The scams busted by the feds this summer in Miami, New York, Houston, Detroit and Baton Rouge, La.—totaling $251 million—were just the latest instance of Medicare fraud that annually fleeces taxpayers of $60 billion to $90 billion.
Law enforcement efforts and public service announcements have helped to combat fraud, and the health care laws passed this year provide new enforcement tools. But some members of Congress think law enforcement officers need even more help.
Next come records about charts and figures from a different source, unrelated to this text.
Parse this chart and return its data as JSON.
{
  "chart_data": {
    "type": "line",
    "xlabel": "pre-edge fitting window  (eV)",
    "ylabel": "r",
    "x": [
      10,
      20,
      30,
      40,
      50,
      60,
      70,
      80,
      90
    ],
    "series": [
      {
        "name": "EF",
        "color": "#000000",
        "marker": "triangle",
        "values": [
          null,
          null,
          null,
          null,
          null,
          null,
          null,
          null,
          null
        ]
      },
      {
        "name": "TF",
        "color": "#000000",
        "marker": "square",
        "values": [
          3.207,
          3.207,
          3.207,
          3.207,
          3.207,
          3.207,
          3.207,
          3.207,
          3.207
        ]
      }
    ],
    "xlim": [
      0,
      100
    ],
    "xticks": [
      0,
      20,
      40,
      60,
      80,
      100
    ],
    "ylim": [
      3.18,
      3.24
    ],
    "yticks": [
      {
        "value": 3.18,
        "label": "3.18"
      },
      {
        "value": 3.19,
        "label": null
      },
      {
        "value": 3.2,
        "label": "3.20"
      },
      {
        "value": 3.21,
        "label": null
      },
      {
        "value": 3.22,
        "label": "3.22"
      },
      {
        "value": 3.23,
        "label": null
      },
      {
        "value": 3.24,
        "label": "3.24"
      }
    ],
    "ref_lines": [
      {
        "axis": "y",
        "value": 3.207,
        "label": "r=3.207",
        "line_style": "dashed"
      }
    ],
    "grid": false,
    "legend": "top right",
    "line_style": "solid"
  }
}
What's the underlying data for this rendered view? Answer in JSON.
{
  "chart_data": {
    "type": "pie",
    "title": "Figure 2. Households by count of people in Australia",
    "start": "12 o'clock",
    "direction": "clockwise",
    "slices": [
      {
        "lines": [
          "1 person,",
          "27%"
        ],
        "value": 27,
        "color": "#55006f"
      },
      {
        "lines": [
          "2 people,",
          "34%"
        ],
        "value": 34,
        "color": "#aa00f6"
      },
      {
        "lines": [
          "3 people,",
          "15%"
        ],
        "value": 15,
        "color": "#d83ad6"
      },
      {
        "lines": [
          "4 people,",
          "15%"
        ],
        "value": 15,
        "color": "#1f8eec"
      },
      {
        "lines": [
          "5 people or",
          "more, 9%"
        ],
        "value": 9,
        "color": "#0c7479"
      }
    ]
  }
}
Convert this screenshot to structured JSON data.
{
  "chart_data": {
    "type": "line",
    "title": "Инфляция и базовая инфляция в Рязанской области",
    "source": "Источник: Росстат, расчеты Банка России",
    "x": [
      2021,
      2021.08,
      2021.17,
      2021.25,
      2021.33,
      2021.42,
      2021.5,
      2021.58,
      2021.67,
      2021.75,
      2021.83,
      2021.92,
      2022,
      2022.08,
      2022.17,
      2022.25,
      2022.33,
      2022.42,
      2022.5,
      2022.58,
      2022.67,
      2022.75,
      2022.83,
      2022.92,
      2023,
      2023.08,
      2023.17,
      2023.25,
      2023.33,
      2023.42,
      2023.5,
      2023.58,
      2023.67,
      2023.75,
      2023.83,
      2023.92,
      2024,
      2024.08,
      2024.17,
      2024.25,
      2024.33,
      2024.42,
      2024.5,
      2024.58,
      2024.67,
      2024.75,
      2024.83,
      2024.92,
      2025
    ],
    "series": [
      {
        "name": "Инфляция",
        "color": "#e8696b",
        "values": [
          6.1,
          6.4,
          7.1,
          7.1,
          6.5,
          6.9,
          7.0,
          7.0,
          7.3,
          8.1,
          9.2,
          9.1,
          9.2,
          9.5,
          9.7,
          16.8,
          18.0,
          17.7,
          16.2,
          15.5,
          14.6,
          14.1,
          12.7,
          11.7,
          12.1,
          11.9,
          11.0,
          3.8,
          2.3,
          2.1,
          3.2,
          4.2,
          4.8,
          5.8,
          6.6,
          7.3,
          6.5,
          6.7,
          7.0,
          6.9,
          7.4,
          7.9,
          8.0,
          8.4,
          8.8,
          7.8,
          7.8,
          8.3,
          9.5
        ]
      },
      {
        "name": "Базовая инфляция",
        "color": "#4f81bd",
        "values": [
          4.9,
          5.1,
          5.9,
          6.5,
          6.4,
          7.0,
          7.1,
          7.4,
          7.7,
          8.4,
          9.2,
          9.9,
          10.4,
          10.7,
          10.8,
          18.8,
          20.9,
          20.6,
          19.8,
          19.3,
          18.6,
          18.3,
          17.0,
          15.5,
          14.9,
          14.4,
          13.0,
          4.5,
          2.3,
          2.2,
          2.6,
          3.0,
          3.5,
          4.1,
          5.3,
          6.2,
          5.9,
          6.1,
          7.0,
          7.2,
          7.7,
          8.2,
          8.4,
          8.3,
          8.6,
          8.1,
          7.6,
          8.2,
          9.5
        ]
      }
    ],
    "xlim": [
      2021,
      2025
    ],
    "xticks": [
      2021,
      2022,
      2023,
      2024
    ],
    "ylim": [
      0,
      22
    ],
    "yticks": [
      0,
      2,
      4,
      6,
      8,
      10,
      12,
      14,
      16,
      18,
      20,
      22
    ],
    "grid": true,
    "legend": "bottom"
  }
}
The Medicare Fraud Enforcement and Prevention Act, introduced by Florida Reps. Ron Klein, D, and Ileana Ros-Lehtinen, R, along with a companion Senate bill sponsored by Sen. Kirsten Gillibrand, D-N.Y., would double criminal penalties for false claims and violations of anti-Medicare-kickback laws. The law also would create a new crime: illegally distributing a Medicare or Medicaid beneficiary ID or usurping someone’s billing privileges.
Another bill, H.R. 5546, sponsored by Illinois Rep. Peter Roskam, R, would create a more stringent Medicare claims review process.
AARP urges passage of all the bills. “Medicare fraud costs billions of dollars each year but can be prevented for a fraction of the cost,” says AARP Executive Vice President Nancy LeaMond.